The Pride: l'abbiamo visto ieri al Sociale
Metti uno spettacolo che sia davvero uno di quelli “che ne vale la pena”
Metti una sera che si va a teatro e uscire di casa costa un po’ di fatica. Fa freddo, ma quel freddo strano che si capisce poi. Si capisce quando si torna in strada, al termine dello spettacolo, e sembra avvenuto un miracolo: Trento è finalmente bianca. La magia si è ripetuta, ora l’inverno ha recuperato i suoi colori, e anche negli occhi del pubblico si risveglia un po’ di incanto. Ci volevano forse le efficaci alchimie dell’amato commissario Montalbano a far nevicare?

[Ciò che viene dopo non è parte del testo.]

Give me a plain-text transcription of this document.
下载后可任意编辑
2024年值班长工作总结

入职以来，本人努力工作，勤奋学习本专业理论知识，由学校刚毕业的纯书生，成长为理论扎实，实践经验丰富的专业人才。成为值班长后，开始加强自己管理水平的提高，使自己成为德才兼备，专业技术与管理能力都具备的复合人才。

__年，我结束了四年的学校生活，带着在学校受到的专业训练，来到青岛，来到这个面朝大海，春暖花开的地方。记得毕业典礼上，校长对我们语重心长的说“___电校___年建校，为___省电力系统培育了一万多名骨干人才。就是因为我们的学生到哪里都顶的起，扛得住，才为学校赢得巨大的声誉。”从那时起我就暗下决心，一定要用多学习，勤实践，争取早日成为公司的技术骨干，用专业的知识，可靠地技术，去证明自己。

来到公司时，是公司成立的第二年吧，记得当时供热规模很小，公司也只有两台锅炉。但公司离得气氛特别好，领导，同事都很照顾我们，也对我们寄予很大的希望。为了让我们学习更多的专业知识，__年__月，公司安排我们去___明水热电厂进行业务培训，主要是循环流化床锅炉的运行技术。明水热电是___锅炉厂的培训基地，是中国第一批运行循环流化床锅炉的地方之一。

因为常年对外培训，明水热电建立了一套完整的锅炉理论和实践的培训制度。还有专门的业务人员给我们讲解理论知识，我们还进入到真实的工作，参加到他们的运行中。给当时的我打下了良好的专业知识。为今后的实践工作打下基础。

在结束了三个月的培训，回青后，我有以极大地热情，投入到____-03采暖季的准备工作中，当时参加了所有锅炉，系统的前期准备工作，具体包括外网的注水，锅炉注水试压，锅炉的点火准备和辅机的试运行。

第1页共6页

Metti, inoltre, che lo spettacolo sia davvero uno di quelli “che ne vale la pena”, capace di mantenere viva l’attenzione, il pensiero e di regalare anche un po’ di divertimento. Con un teatro senza un posto libero.

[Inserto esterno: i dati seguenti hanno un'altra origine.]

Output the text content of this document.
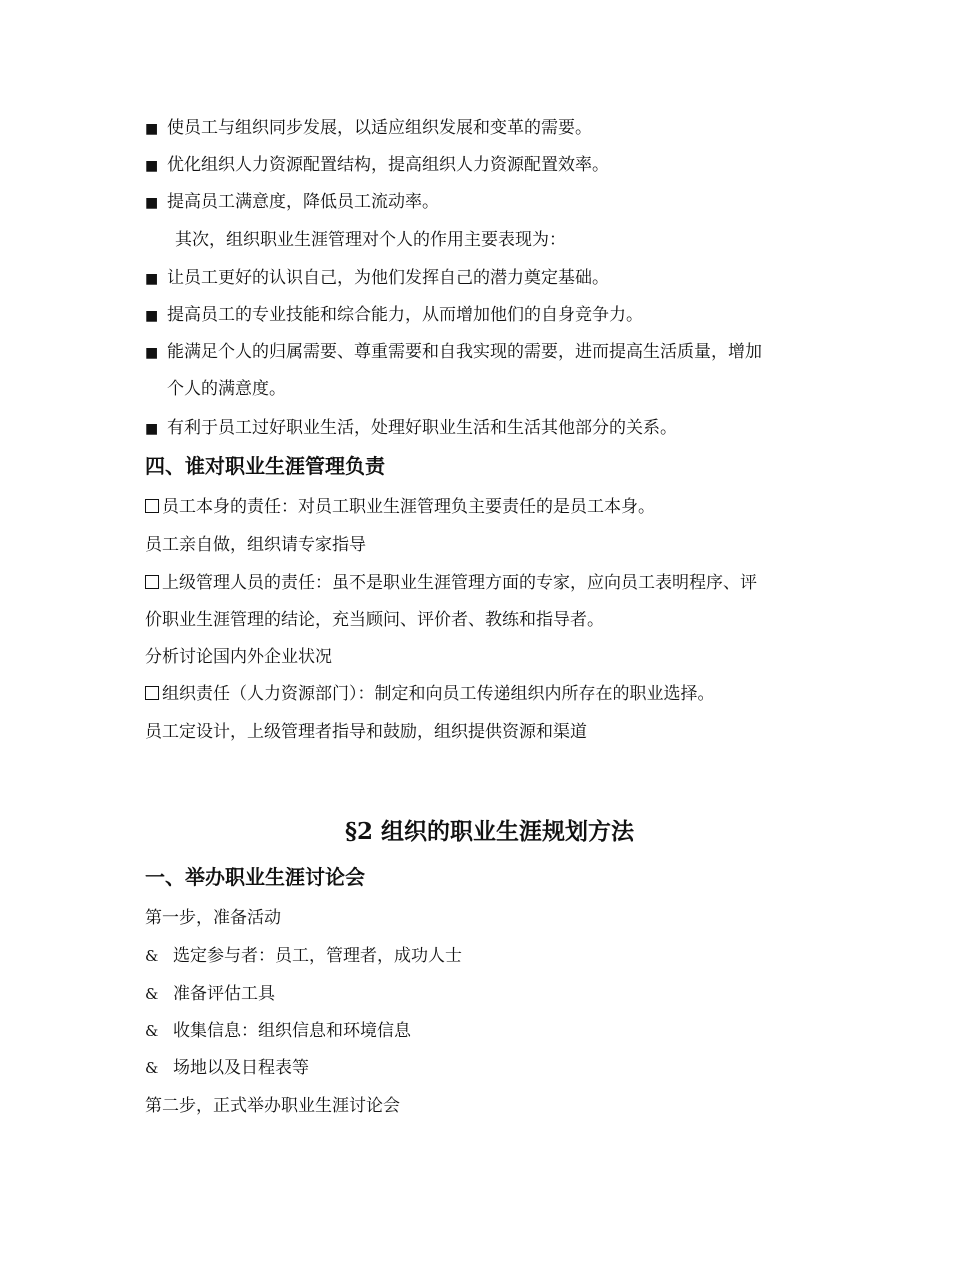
■ 使员工与组织同步发展，以适应组织发展和变革的需要。
■ 优化组织人力资源配置结构，提高组织人力资源配置效率。
■ 提高员工满意度，降低员工流动率。
其次，组织职业生涯管理对个人的作用主要表现为：
■ 让员工更好的认识自己，为他们发挥自己的潜力奠定基础。
■ 提高员工的专业技能和综合能力，从而增加他们的自身竞争力。
■ 能满足个人的归属需要、尊重需要和自我实现的需要，进而提高生活质量，增加
个人的满意度。
■ 有利于员工过好职业生活，处理好职业生活和生活其他部分的关系。
四、谁对职业生涯管理负责
员工本身的责任：对员工职业生涯管理负主要责任的是员工本身。
员工亲自做，组织请专家指导
上级管理人员的责任：虽不是职业生涯管理方面的专家，应向员工表明程序、评
价职业生涯管理的结论，充当顾问、评价者、教练和指导者。
分析讨论国内外企业状况
组织责任（人力资源部门）：制定和向员工传递组织内所存在的职业选择。
员工定设计，上级管理者指导和鼓励，组织提供资源和渠道
§2 组织的职业生涯规划方法
一、举办职业生涯讨论会
第一步，准备活动
& 选定参与者：员工，管理者，成功人士
& 准备评估工具
& 收集信息：组织信息和环境信息
& 场地以及日程表等
第二步，正式举办职业生涯讨论会
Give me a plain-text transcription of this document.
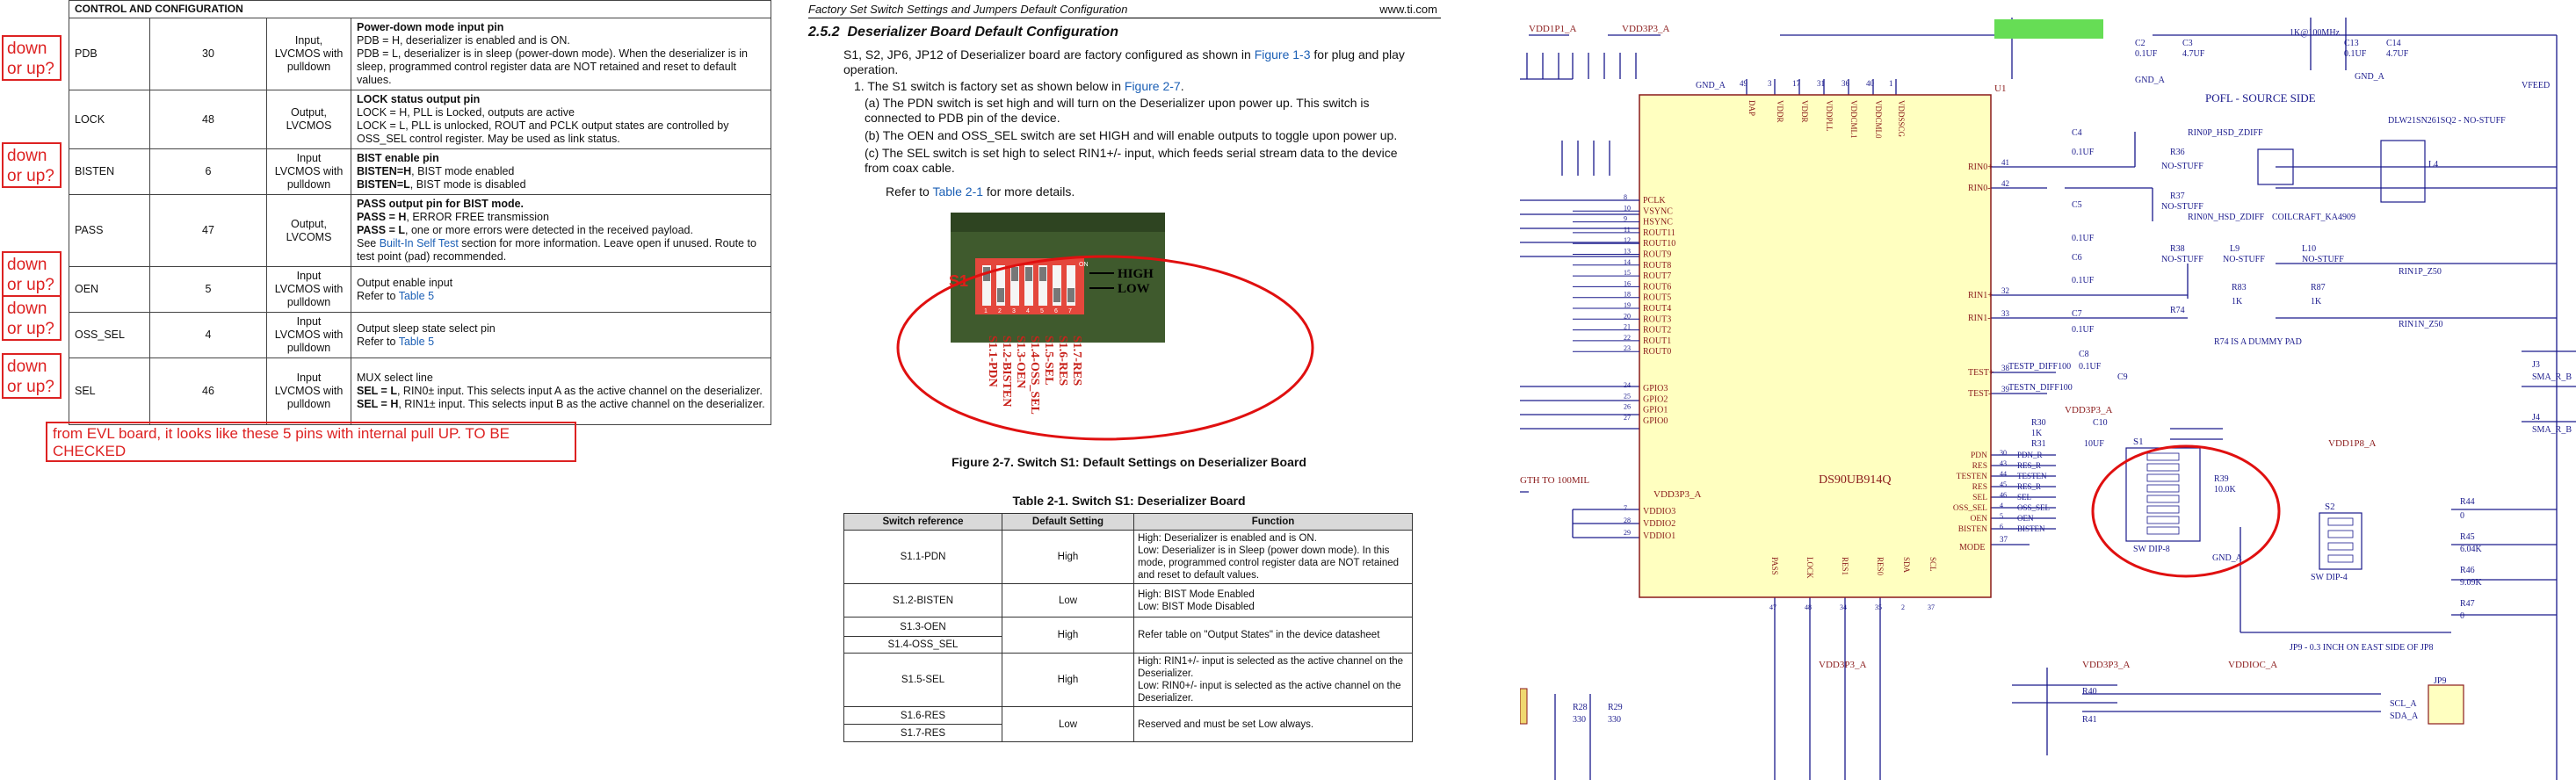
down or up?
down or up?
down or up?
down or up?
down or up?
CONTROL AND CONFIGURATION			
PDB	30	Input, LVCMOS with pulldown	Power-down mode input pin
PDB = H, deserializer is enabled and is ON.
PDB = L, deserializer is in sleep (power-down mode). When the deserializer is in sleep, programmed control register data are NOT retained and reset to default values.

LOCK	48	Output, LVCMOS	LOCK status output pin
LOCK = H, PLL is Locked, outputs are active
LOCK = L, PLL is unlocked, ROUT and PCLK output states are controlled by OSS_SEL control register. May be used as link status.

BISTEN	6	Input LVCMOS with pulldown	BIST enable pin
BISTEN=H, BIST mode enabled
BISTEN=L, BIST mode is disabled

PASS	47	Output, LVCOMS	PASS output pin for BIST mode.
PASS = H, ERROR FREE transmission
PASS = L, one or more errors were detected in the received payload.
See Built-In Self Test section for more information. Leave open if unused. Route to test point (pad) recommended.

OEN	5	Input LVCMOS with pulldown	Output enable input
Refer to Table 5

OSS_SEL	4	Input LVCMOS with pulldown	Output sleep state select pin
Refer to Table 5

SEL	46	Input LVCMOS with pulldown	MUX select line
SEL = L, RIN0± input. This selects input A as the active channel on the deserializer.
SEL = H, RIN1± input. This selects input B as the active channel on the deserializer.
from EVL board, it looks like these 5 pins with internal pull UP. TO BE CHECKED
Factory Set Switch Settings and Jumpers Default Configuration	www.ti.com
2.5.2 Deserializer Board Default Configuration
S1, S2, JP6, JP12 of Deserializer board are factory configured as shown in Figure 1-3 for plug and play operation.
1. The S1 switch is factory set as shown below in Figure 2-7.
(a) The PDN switch is set high and will turn on the Deserializer upon power up. This switch is connected to PDB pin of the device.
(b) The OEN and OSS_SEL switch are set HIGH and will enable outputs to toggle upon power up.
(c) The SEL switch is set high to select RIN1+/- input, which feeds serial stream data to the device from coax cable.
Refer to Table 2-1 for more details.
S1
ON
HIGH
LOW
1 2 3 4 5 6 7
S1.1-PDN S1.2-BISTEN S1.3-OEN S1.4-OSS_SEL S1.5-SEL S1.6-RES S1.7-RES
Figure 2-7. Switch S1: Default Settings on Deserializer Board
Table 2-1. Switch S1: Deserializer Board
Switch reference	Default Setting	Function
S1.1-PDN	High	High: Deserializer is enabled and is ON.
Low: Deserializer is in Sleep (power down mode). In this mode, programmed control register data are NOT retained and reset to default values.

S1.2-BISTEN	Low	High: BIST Mode Enabled
Low: BIST Mode Disabled

S1.3-OEN	High	Refer table on "Output States" in the device datasheet
S1.4-OSS_SEL		
S1.5-SEL	High	High: RIN1+/- input is selected as the active channel on the Deserializer.
Low: RIN0+/- input is selected as the active channel on the Deserializer.

S1.6-RES	Low	Reserved and must be set Low always.
S1.7-RES		
U1
DS90UB914Q
49
DAP
3
VDDR
17
VDDR
31
VDDPLL
36
VDDCML1
40
VDDCML0
1
VDDSSCG
8 PCLK
10 VSYNC
9 HSYNC
11 ROUT11
12 ROUT10
13 ROUT9
14 ROUT8
15 ROUT7
16 ROUT6
18 ROUT5
19 ROUT4
20 ROUT3
21 ROUT2
22 ROUT1
23 ROUT0
24 GPIO3
25 GPIO2
26 GPIO1
27 GPIO0
7 VDDIO3
28 VDDIO2
29 VDDIO1
RIN0+ 41
RIN0- 42
RIN1+ 32
RIN1- 33
TEST+ 38
TEST- 39
PDN 30
RES 43
TESTEN 44
RES 45
SEL 46
OSS_SEL 4
OEN 5
BISTEN 6
PASS
47
LOCK
48
RES1
34
RES0
35
SDA
2
SCL
37
PDN_R
RES_R
TESTEN
RES_R
SEL
OSS_SEL
OEN
BISTEN
MODE
37
VDD1P1_A	VDD3P3_A
GND_A
VDD3P3_A
GTH TO 100MIL
VDD3P3_A
VDD1P8_A
VDD3P3_A	VDD3P3_A	VDDIOC_A
VFEED
C2
0.1UF
C3
4.7UF
GND_A
1K@100MHz
C13
0.1UF
C14
4.7UF
GND_A
POFL - SOURCE SIDE
DLW21SN261SQ2 - NO-STUFF
C4
0.1UF
RIN0P_HSD_ZDIFF
R36
NO-STUFF
R37
NO-STUFF
RIN0N_HSD_ZDIFF COILCRAFT_KA4909
L4
C5
0.1UF
C6
0.1UF
R38
NO-STUFF
L9
NO-STUFF
L10
NO-STUFF
RIN1P_Z50
R83
1K
R87
1K
R74
C7
0.1UF
RIN1N_Z50
R74 IS A DUMMY PAD
TESTP_DIFF100
TESTN_DIFF100
C8
0.1UF
C9
C10
10UF
R30
1K
R31
J3
SMA_R_B
J4
SMA_R_B
S1
SW DIP-8
R39
10.0K
GND_A
S2
SW DIP-4
R44
0
R45
6.04K
R46
9.09K
R47
0
JP9 - 0.3 INCH ON EAST SIDE OF JP8
R40
R41
R28
330
R29
330
JP9
SCL_A
SDA_A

Ma le storie che si intrecciano sono due, o è una sola? Il tempo trascorre o mutano solo i vestiti, i gusti, le atmosfere, e il mezzo secolo che vediamo transitare, tornare indietro, spingersi nuovamente avanti è solo un infinito presente?
Perché i quattro protagonisti, tutti all’altezza – bravissimo Zingaretti, ma a tenere la scena non è soltanto lui – escono e entrano dal palcoscenico senza soluzione di continuità, conducendo il pubblico dalla Londra del 1958 a quella del presente, “ingannando” non solo perché portano gli stessi nomi ma perché, in fin dei conti, l’essenza della narrazione non muta.
E quello che spiazza non è certo l’esuberante-malinconico giornalista gay che esce allo scoperto e ostenta ed esaspera certi stereotipi dimostrando che per nulla influiscono sulla sua serenità, e che anzi li sa "usare" per regalare degli inattesi guizzi d’umorismo A turbarlo sono invece i suoi stessi ripetuti innamoramenti, che lo portano a tradire il suo grande amore per poi tentare di riavvicinarlo a sé. E a sorreggerlo nei suoi equilibrismi è la profonda disinteressata amicizia, l’affetto che c‘è tra lui e una ragazza che tra alti e bassi, esuberanza e dubbi, cerca a sua volta un equilibrio.
Ma è l’altra storia, quella che propone il "normale" quadretto familiare, la più tormentata. Marito e moglie e un lui che condivide un'affinità d’animo con la delicata creatura femminile. Ma Sylvia, sin dall’inizio, dà la sensazione di sentirsi fuori posto, di cercare una quiete che non può trovare perché "sa", e la sua intelligenza le impedisce di fingere di non sapere, ma la sua paura della solitudine diventa uno scudo che la protegge dalla voglia di verità.